Mu Zhang Receives $65K Grant from Cisco to Enhance the Security of Smart Contracts
Mu Zhang, an assistant professor at the Kahlert School of Computing, and his research team have received a grant of US $65,421 from Cisco Research to look into safety issues surrounding smart contracts. Zhang’s research aims to develop new techniques to automatically and robustly understand the logic and risks of smart contracts. “It is very exciting to collaborate with industrial partners on solving real-world security problems in Fintech,” said Zhang.
Smart contracts are autonomous computer programs running on top of blockchain technology. Because smart contracts offer the unique ability to enable trustworthy and decentralized transactions, they are used in popular decentralized applications (DApps), such as NFT (Non-Fungible Token) marketplaces, emerging decentralized finance (DeFi) and digital games (e.g. CryptoKitties). Monthly transaction volumes for DApps alone are in billions of US dollars.
Since the use of smart contracts is booming, it is critical to ensure that they are implemented correctly and securely. Yet, current smart contracts can sometimes go wrong. Academic research as well as real-world attacks have shown that flawed logic in smart contracts may lead to severe financial losses. For example, US $60 million was stolen in the infamous DAO attack because of a bug in a smart contract.
Although many researchers have begun looking into the vulnerabilities in smart contracts, identifying faulty logic in them remains difficult. Take auction contracts for example. A “no-reserve” auction is an auction in which the item for sale will be sold regardless of price. As a result, the seller must not be allowed to participate, as the seller can reject an offer simply by placing a higher bid. If it is known that a smart contract is used to implement the auction logic, it can be verified whether it follows the “no-reserve” rule. But how can one tell if the auction is implemented with a smart contract?
Zhang's insight is that the intrinsic logic of financial applications lies in the robust control and data dependencies of smart contract code. For instance, an English auction requires identifying the highest bidder and comparing every new bid with the current highest bid. This means that there is a data dependency between the input (new bid) and the comparison. If a new bid is higher than the previous highest bid, the auction will accept the new bid price as the highest bid. This highlights a control dependency between the comparison result and the following actions.
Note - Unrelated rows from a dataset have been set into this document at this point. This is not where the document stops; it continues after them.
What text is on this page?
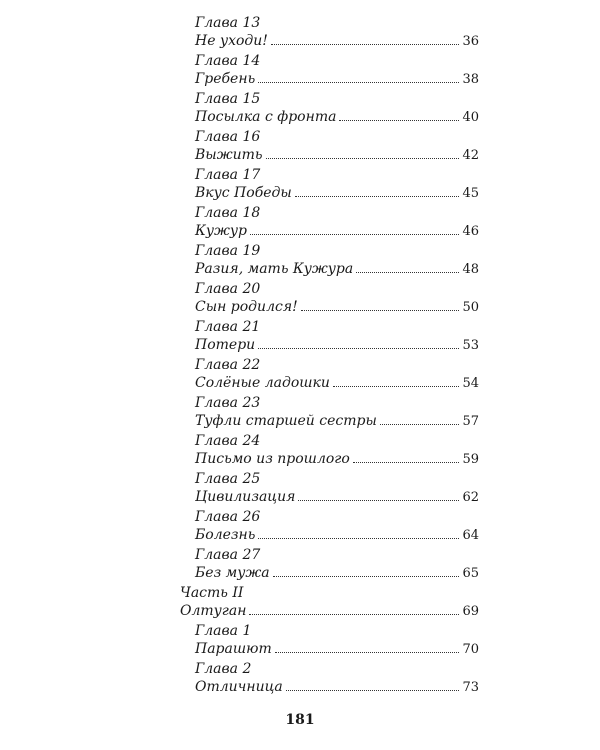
Глава 13
Не уходи!	36
Глава 14
Гребень	38
Глава 15
Посылка с фронта	40
Глава 16
Выжить	42
Глава 17
Вкус Победы	45
Глава 18
Кужур	46
Глава 19
Разия, мать Кужура	48
Глава 20
Сын родился!	50
Глава 21
Потери	53
Глава 22
Солёные ладошки	54
Глава 23
Туфли старшей сестры	57
Глава 24
Письмо из прошлого	59
Глава 25
Цивилизация	62
Глава 26
Болезнь	64
Глава 27
Без мужа	65
Часть II
Олтуган	69
Глава 1
Парашют	70
Глава 2
Отличница	73
181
To capture such dependencies, Zhang plans to perform static control flow and data flow analyses on the code for smart contracts and represent the extracted information as a novel graph. If two graphs are similar, they are likely to be based on the implementation of the same logic. Simply comparing the graph of a program with that of an auction contract can indicate if the auction is implemented via a smart contract program.
Nevertheless, comparing graphs is not trivial. It can be computationally expensive due to the graph isomorphism problem. To solve this problem, Zhang will employ a machine learning technique called graph representation learning. This technique can train a machine learning model to encode only the necessary graph information as a vector. Then, instead of comparing complex graphs, the similarity can be checked quickly check by comparing simple vectors.
Related to this project, Zhang has recently published the paper “Towards Automated Safety Vetting of Smart Contracts in Decentralized Applications,” one of 15 papers that won Best Paper Honorable Mention award at the 2022 ACM Conference on Computers and Communication Security (CCS 2022) in Los Angeles, CA. His research interests more broadly include developing tools to detect, diagnose and address security problems of software systems in different domains.